About welding thick metal sheets

Whoever wants to weld thick-walled steel sheets up to now has to cope with lengthy processes and disturbing material distortions. Deep welding with fiber-coupled high-power diode lasers from Laserline saves time and money.

In a German expression, ”drilling of thick planks” has long since become a popular metaphor for persistence. Rarely mentioned is the welding of thick metal sheets even though persistence is also required for this, at least when established methods are used.

But users know this all too well, especially those who decide to use submerged-arc welding (SAW) or metal active gas (MAG) welding. For example, to join the thick steel walls of ships with butt-joint using both methods, a welding seam preparation must be made, and when using the typical laser MAG hybrid technique, multilayers have to be welded. This takes time. When the sheets are thicker than 20 millimeters, often there is no other way than to weld them from two sides or to use a backing technique. It does not get any quicker and the next time-eater is waiting already, and this is because the high-heat input of the conventional welding methods leaves its traces. It influences the steel structures of the sheets beyond the seam area and can lead to a distortion in the components. This requires intensive post processing.

Now, seams created by MAG or SAW welding are undoubtedly very solid and can also tolerate a suboptimal seam preparation. In practice, they have proven themselves over many years. However, this does not mean that we cannot do it better, because the comparatively slow processes and material distortions that must be accepted at MAG welding pose an economic challenge. And this does not apply only to ship construction, because the task of welding thick sheets is also given in other areas, as, for example, in pipe systems for oil and natural gas pipelines or at the foundations of off-shore wind turbines. On each of these application fields, one question keeps presenting itself: how can the welding processes be made more efficient and thus more economical?

Among the popular welding methods for joining mainly thick sheets, laser welding is also possible. However, in the past, a wider field operation was avoided for the reason that laser spots were mostly too small to bridge the height offset and the big gap sizes. Until now only the laser MAG hybrid welding could withstand the practical demands of reconciling the numerous process parameters of this method which still poses a challenge.

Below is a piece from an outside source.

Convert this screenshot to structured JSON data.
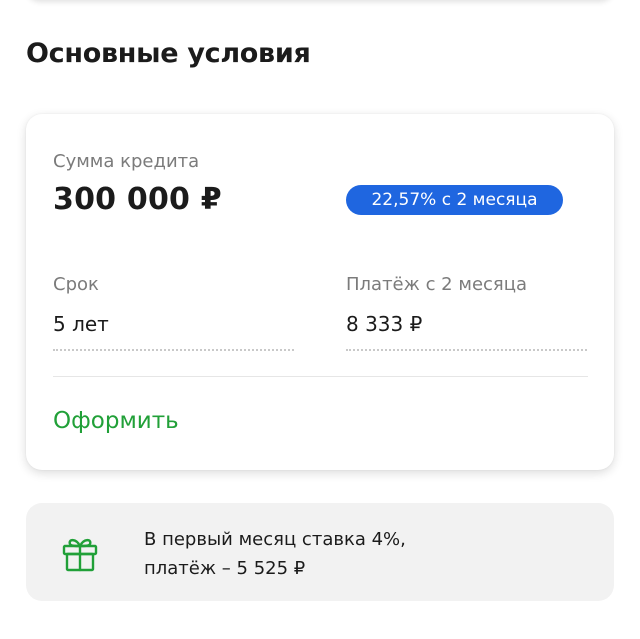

Laserline has a real alternative. A fiber-coupled high-power diode laser system with mirror optic was developed especially for welding thick sheets. It offers a 60 kW output power as well as a focusing with 400 mm focal length that creates a practice-oriented focal spot size of 2.7 mm. In test runs, very convincing welding results were attained. Sheet thicknesses of up to 25 mm can be welded with this system completely one-sided and in only one single work step. The high intensity of the laser beam melts up the material more quickly and thus shortens the processing period, which includes already two process progresses. On the one hand, per welding direction, previously unachieved feed rates of up to 2 meters per minute can be realized. On the other hand, the heating of seam adjoining sheet areas will be minimized, with the risk of material distortion thus reduced.

Three further typical challenges of thick metal welding — height offset, existence of variable gap sizes, and a lack of precisely milled metal edges — pose no problems at all for diode lasers: gap sizes of up to 1mm as well as a height offset of up to 2.5 mm are safely bridged, while imperfect metal edges are reliably joined. The outcomes are small, smooth and clean welding seams with impressive stability and homogeneity.

The fiber-coupled 60 kW diode laser systems from Laserline present therefore a real alternative to established welding methods. The economic benefits of a quicker and material protecting process control are not all there is to it. The laser system and optic must also have no fear of the rough wind that blows in shipyards or in pipeline construction. They can withstand quite a lot, just like the welding seams they produce.